As I have gone through college and paid attention to the news and legislation, there does not seem like a whole lot of opportunity for young West Virginians. As a teacher, insurance benefits have been cut up to $40 million dollars. Wages in the state are simply not competitive with other states. Most teachers I have worked with are still paying off their student loans 10 years after their graduation date without an end in sight. Even the stigma that teachers go home when the last kid leaves, that weekends are spent Netflix binging the latest release and summers are vacationing in the Cacaos instead of attending Professional Development seminars. I wish this were the case. Teaching in this day and age has become an upward battle to prove yourself over and over. Not to say that the pay in others states is exorbitantly more, but that's a chance you sometimes have to take.
In each new city that I visit or old ones that I frequent due to their beauty, I find reasons upon reasons as to why I would want to live there. Pittsburgh has a Cheesecake Factory (and obviously other things, but I really love cheesecake). Washington, D.C. has museums and cherry blossoms. Not to say West Virginia doesn't have equivalents, but after going to the Meadowbrook Mall a hundred times, you get tired of not seeing a Charming Charlies or a Macy's.
I love being from The Mountain State. I do not like being from "the place Wrong Turn was filmed." Or it automatically being assumed that I have at one point in my life dated my cousin. In a world that is heavily defined by first impressions, I can be quite harrowing to have to explain numerous misconceptions about this state that I love. We need new industries, we need companies wanting to come into our state and rejuvenate what is already here. We need to love our mountains and streams, not downgrade them with sludge and poison.

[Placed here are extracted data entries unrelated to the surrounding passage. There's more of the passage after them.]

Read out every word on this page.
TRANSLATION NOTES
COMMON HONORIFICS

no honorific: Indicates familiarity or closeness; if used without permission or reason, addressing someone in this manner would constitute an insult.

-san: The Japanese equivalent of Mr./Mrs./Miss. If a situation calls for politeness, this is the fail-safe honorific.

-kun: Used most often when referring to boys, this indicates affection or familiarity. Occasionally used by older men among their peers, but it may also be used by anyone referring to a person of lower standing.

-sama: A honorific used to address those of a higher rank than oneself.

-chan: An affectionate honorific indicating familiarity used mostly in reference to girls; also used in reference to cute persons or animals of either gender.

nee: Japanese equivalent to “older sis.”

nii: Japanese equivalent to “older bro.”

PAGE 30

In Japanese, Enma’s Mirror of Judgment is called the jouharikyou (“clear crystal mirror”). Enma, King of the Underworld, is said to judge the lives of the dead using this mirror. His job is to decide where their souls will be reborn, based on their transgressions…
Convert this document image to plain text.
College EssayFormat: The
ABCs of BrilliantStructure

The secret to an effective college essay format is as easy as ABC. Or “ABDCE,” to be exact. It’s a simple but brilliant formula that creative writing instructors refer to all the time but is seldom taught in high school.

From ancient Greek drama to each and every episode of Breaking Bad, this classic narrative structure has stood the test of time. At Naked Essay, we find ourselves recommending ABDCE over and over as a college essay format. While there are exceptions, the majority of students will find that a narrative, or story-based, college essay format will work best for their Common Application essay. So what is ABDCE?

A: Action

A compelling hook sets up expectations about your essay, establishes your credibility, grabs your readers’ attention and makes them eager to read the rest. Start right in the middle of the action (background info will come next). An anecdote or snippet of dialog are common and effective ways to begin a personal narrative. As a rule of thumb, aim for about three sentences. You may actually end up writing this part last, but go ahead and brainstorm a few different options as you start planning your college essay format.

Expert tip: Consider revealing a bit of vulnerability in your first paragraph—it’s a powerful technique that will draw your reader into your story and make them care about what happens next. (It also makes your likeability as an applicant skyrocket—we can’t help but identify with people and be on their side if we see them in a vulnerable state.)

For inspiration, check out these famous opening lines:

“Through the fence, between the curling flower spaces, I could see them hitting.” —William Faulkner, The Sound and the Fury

In 4th grade in Mrs. Stemple's class, we had to make West Virginia notebooks. I borrowed a lot of the material from my older sister, but the information stayed the same. West Virginia's state bird is the Cardinal. Our state flower is the Rhododendron. West Virginia's state fish? The Brook Trout. On Labor Day weekend you will find me in red, white, and green for the Italian Heritage Festival in Clarksburg. Pieces of West Virginia will never leave me, no matter where I go.